Kids are cruel. When I was in eighth grade, my friends and I were considered nerds. Every now and then we would be picked on. So finally, one of my friends, Mike Parker, made himself a home-made Taser. He took a stick, wrapped some wires around it, leaving them exposed at the end, and slapped on a battery. He then touched the exposed end of his Taser to Cliff Herzog’s braces. After Cliff flew about 20ft in the air, Parker, scientist extraordinaire, was suspended for the remainder of the school year and eventually went to private school. I, however, was stuck in public school for my remaining four years – trapped in the zoo.

That is how I feel when I read the average pundit talking about the US markets and economy. The cool kids love to be bearish. It allows them to be smug. Here are two of the arguments: “The subprime industry is taking down the economy” and “everyone borrowed money that they can’t repay so all the banks are going to go under”.

This ignores the fact that subprime loans are experiencing, at most, about 4 per cent defaults and the subprime industry is only about 20 per cent of all outstanding mortgages. So, in other words, less than 1 per cent of the outstanding loans are at risk because of the subprime mess. Which is why conservative banks such as Barclays are eager to buy subprime mortgages at 96 cents on the dollar.

Freemont General sold its entire subprime book at 96 cents on the dollar, leaving it with a commercial lending business that is experiencing less than 1 per cent defaults.

Some transactions have even gone as high as 97 cents on the dollar.

Another somewhat bearish argument popular in the media is that not everyone is experiencing the massive growth in average net worth. In fact, the argument goes, it is weighted to the upside. The gap between rich and poor is getting greater. People ignore the fantastic increases in productivity during the past 15 years that have driven this “wealth gap”.

Here is an example using two 16-year-olds: my kids’ baby-sitter and one of my interns. The babysitter makes $12 an hour. That is normal. It is the inflation- adjusted rate of what I made 23 years ago when I was a paperboy, which was the only job I could get back then that paid anything.

My intern, on the other hand, recently quit. I wouldn’t pay more than $12 an hour. Meanwhile, he makes about $200 a week for a few hours of work writing articles for various internet websites.

The gap between what he makes and what other kids make is so great because the internet has opened a world of opportunity to people of every age and class. Things are never so simple as to separate everybody into medieval categories of “serfs” and “landowners”.

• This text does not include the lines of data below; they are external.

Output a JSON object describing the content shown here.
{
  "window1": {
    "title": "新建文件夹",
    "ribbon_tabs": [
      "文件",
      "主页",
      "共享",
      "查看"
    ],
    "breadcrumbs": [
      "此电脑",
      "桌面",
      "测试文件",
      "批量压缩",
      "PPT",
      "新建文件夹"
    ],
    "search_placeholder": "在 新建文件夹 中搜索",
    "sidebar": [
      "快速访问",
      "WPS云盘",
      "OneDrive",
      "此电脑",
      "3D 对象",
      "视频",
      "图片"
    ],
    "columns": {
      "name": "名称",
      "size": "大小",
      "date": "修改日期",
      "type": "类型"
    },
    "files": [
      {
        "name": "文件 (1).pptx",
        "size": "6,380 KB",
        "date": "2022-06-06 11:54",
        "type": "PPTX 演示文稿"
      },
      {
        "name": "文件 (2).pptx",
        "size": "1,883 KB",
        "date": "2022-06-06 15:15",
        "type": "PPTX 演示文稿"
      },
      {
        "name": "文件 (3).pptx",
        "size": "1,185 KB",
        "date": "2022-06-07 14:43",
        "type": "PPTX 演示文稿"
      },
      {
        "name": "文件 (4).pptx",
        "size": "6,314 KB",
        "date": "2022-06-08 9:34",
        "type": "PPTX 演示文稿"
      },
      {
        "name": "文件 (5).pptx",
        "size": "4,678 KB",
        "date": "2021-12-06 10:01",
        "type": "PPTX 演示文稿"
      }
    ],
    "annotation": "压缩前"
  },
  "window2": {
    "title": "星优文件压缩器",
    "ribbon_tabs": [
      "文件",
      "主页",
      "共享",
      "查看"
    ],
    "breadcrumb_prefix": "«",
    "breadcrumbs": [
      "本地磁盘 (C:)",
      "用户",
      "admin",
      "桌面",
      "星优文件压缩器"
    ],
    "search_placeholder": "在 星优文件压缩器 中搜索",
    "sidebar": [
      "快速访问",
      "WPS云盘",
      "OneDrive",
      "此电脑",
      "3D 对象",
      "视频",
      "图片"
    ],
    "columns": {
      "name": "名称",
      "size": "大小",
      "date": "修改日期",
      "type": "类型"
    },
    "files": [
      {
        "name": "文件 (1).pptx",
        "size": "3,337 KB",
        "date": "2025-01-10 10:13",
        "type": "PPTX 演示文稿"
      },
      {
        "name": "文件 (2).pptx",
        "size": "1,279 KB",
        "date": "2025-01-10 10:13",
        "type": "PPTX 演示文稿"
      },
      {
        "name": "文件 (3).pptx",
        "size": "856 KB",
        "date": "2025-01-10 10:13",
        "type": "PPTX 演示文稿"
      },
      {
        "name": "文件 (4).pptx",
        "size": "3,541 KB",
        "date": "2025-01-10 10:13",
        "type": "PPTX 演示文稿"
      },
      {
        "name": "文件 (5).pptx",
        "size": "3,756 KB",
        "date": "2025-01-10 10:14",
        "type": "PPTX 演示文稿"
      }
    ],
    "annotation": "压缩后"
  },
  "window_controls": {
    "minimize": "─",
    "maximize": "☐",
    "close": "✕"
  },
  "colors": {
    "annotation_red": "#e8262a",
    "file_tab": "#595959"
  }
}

My favourite bearish argument is that there is no longer any good use of capital and that is the only reason companies are now buying back stock by the truckload. In other words, companies realise we are about to go back into the Stone Age and nobody is going to be buying anything, so the only good use of capital, rather than to invest in new factories, among other things, is to buy shares on the open market to prop up prices.

I’ve written about this before in these pages. Companies such as Cigna have been spending billions of dollars buying back their stock on the open market. In effect, taking themselves private share-by-share. Cigna is not doing this because there are no factories to build (why would a healthcare benefits company want to build factories anyway?) but because it trades for only six times cash flows. That’s a cash flow yield of 18 per cent with interest rates at 6 per cent. Why not borrow as much as possible at 6 per cent and buy back shares yielding 18 per cent? That’s a pretty good use of money if you ask me.

Some other large cap stocks that are appealing for the same reasons are DuPont and Bank of America. They are spewing money to shareholders. DuPont bought back 5 per cent of itself, like a self- eating sewer monster, while at the same time yielding a 3 per cent dividend for shareholders. And Bank of America is at the tail end of a 200m share buy-back programme begun a year ago. Meanwhile, it is also giving out a 4.5 per cent dividend.

If, like the bears, you are worried that earnings might soon be a thing of the past, why not buy shares of the many companies that have had 10 years of consistent earnings growth? As long as there is a global economy, Expeditors International of Washington, a provider of global logistics services, will probably continue to increase earnings. Other companies with at least 10 straight years of earnings growth include Ross Stores, Harley-Davidson and Apollo Group, a provider of higher education to working adults.

Don’t let the bear bullies pick on you. Eventually they will be working the gas pump and filling your expensive cars. But their quality of life will continue to improve because it does for just about everybody every year.